A DESIGN slice (no code), by decision — to avoid a second conv-5-style revert on the "woollama never owns the store" principle. Read both cosmic-fabric primary sources first (cosmic-fabric#1, doc/woollama-coordination.md): the agreed architecture is woollama-as-inference-backbone, fabric-behind-woollama, and cosmic-fabricd thinning toward a desktop-session daemon.

Findings that reshaped it: (1) Managed Agents (conv-6) can't satisfy #2 — it pins inference to a Claude model, so it can't run ollama/<model>. (2) ollama has NO server-side sessions (verified, 0.24.0): /api/chat is stateless; the /api/generate context token-id array is caller-held, generate-only, opaque, reload-fragile — not a state owner.

Decision (user's call, it touches the principle): defer the transcript to fabric / the cosmic-fabricd session daemon, behind a PLUGGABLE conversation-store seam — consistent with how claude-resume defers to Claude's JSONL and managed-agents to Anthropic. Design doc gained §3.1 (two backend kinds — native-loop vs store-only/BYO-inference — sharing the "never the store" invariant), §8 item 8, and a full §10 (the store-provider protocol create/get/append/delete, the store-only send_turn assembly+inference loop, fabric as first provider, MCP-store / JSONL as future pluggable providers).

Status: impl BLOCKED pending the fabric read/append contract (cosmic-fabric side). Tracked as issue #2 / roadmap conv-7. No src/test changes this slice.

issue #2 — store-backed backend mechanism (2026-06-07, same day as the design)

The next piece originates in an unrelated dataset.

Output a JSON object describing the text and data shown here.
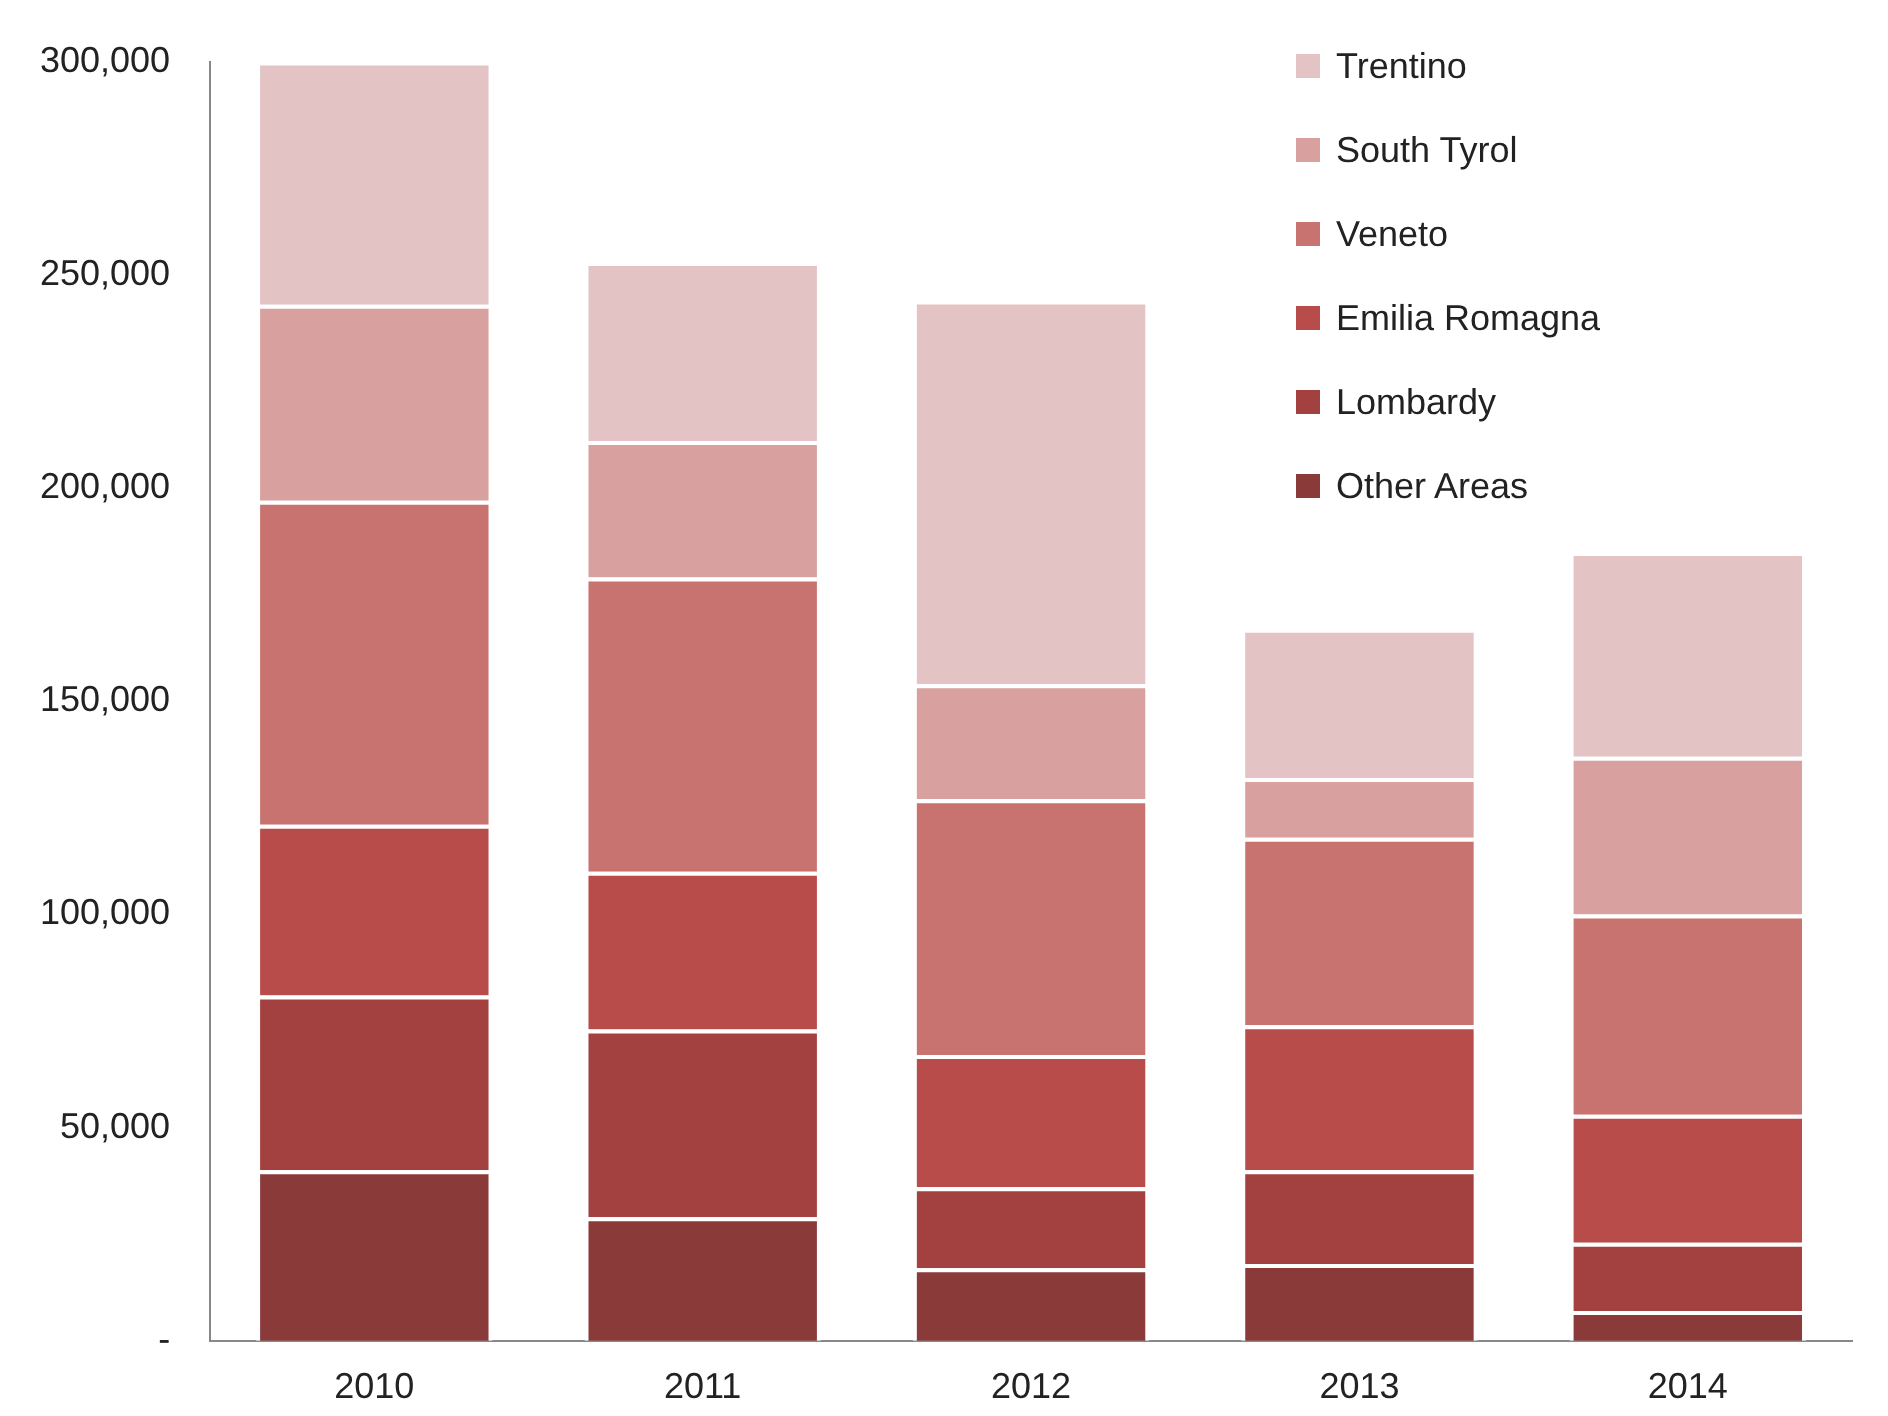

Built the woollama-SIDE half of #2 behind an un-wired seam — the part that's codeable without the cross-repo contract. conversations.py gains: ConversationStoreProvider (a Protocol — the PROVISIONAL create/get/append/ delete contract woollama proposes to fabric; named to avoid clashing with the ConversationStore handle table, which is routing state, not bytes); StoreBackedBackend (store-only / BYO-inference: native_id = store.create() → assemble store.get(...) + new turn → STATELESS inference → store.append(...); history serves /items for free); register_store_backend(provider, complete) + a backend_for_model gate that routes non-claude models to it ONLY when a provider is registered. The inference fn is INJECTED (router passes complete_stateless) so conversations never imports router.

Error path (advisor-caught, the happy-path fake wouldn't surface it): complete_stateless raises OrchestrationError, which _responses_stateful didn't catch (only ClaudeCodeError/ManagedAgentsError) → a store inference failure would 500. Added an OrchestrationError arm there that surfaces payload/status like the stateless branch. Tested with a completer that raises.

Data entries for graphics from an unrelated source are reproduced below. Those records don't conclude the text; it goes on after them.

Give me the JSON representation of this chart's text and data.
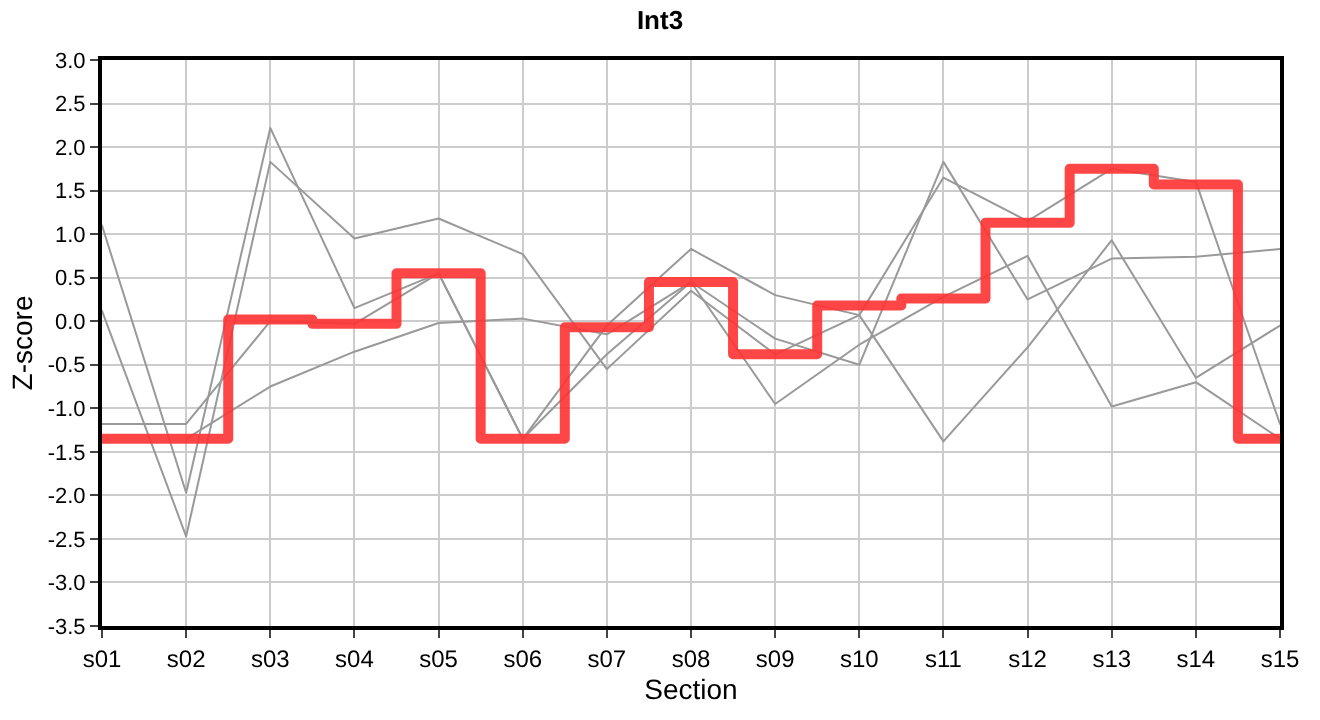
{
  "chart_data": {
    "type": "line",
    "title": "Int3",
    "xlabel": "Section",
    "ylabel": "Z-score",
    "categories": [
      "s01",
      "s02",
      "s03",
      "s04",
      "s05",
      "s06",
      "s07",
      "s08",
      "s09",
      "s10",
      "s11",
      "s12",
      "s13",
      "s14",
      "s15"
    ],
    "series": [
      {
        "color": "#999999",
        "values": [
          1.1,
          -1.97,
          2.22,
          0.15,
          0.55,
          -1.35,
          -0.38,
          0.45,
          -0.2,
          -0.5,
          1.83,
          0.25,
          0.72,
          0.74,
          0.83
        ]
      },
      {
        "color": "#999999",
        "values": [
          0.12,
          -2.47,
          1.83,
          0.95,
          1.18,
          0.77,
          -0.55,
          0.35,
          -0.38,
          0.07,
          1.65,
          1.15,
          1.75,
          1.6,
          -1.18
        ]
      },
      {
        "color": "#999999",
        "values": [
          -1.18,
          -1.18,
          0.0,
          -0.03,
          0.55,
          -1.35,
          -0.05,
          0.83,
          0.3,
          0.07,
          -1.38,
          -0.3,
          0.93,
          -0.65,
          -0.05
        ]
      },
      {
        "color": "#999999",
        "values": [
          null,
          -1.35,
          -0.75,
          -0.35,
          -0.02,
          0.03,
          -0.15,
          0.45,
          -0.95,
          -0.27,
          0.28,
          0.75,
          -0.98,
          -0.7,
          -1.35
        ]
      },
      {
        "type": "step",
        "color": "#ff3333",
        "values": [
          -1.35,
          -1.35,
          0.02,
          -0.03,
          0.55,
          -1.35,
          -0.07,
          0.45,
          -0.38,
          0.18,
          0.26,
          1.13,
          1.75,
          1.57,
          -1.35
        ]
      }
    ],
    "ylim": [
      -3.5,
      3.0
    ],
    "yticks": [
      {
        "value": -3.5,
        "label": "-3.5"
      },
      {
        "value": -3.0,
        "label": "-3.0"
      },
      {
        "value": -2.5,
        "label": "-2.5"
      },
      {
        "value": -2.0,
        "label": "-2.0"
      },
      {
        "value": -1.5,
        "label": "-1.5"
      },
      {
        "value": -1.0,
        "label": "-1.0"
      },
      {
        "value": -0.5,
        "label": "-0.5"
      },
      {
        "value": 0,
        "label": "0.0"
      },
      {
        "value": 0.5,
        "label": "0.5"
      },
      {
        "value": 1.0,
        "label": "1.0"
      },
      {
        "value": 1.5,
        "label": "1.5"
      },
      {
        "value": 2.0,
        "label": "2.0"
      },
      {
        "value": 2.5,
        "label": "2.5"
      },
      {
        "value": 3.0,
        "label": "3.0"
      }
    ],
    "grid": true,
    "marker": "none",
    "line_style": "solid"
  }
}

Known seam (#1 ↔ #2, documented not fixed): complete_stateless sends ollama via /v1, so a store-backed ollama turn does NOT honor num_ctx yet — issue #1's native path is passthrough-only.

Default behavior UNCHANGED: no provider ships, so backend_for_model("ollama/…") → None and non-claude store:true still 501s (the no-regression gate, still green). Tests: tests/test_store_backend.py (8) over an in-memory fake provider — assemble/complete/append, cross-turn recall via reassembly, /items, delete, the routing gate, register(), and the clean-error path. 180 hermetic pass; ruff clean.

Framing (per the chosen design→confirm→implement plan): the protocol is a VISIBLE proposal, not a settled contract — fed back to cosmic-fabric on issue #2 as the "confirm" step. #2 stays open: the fabric provider + the agreed contract + the cosmic-fabric wiring remain.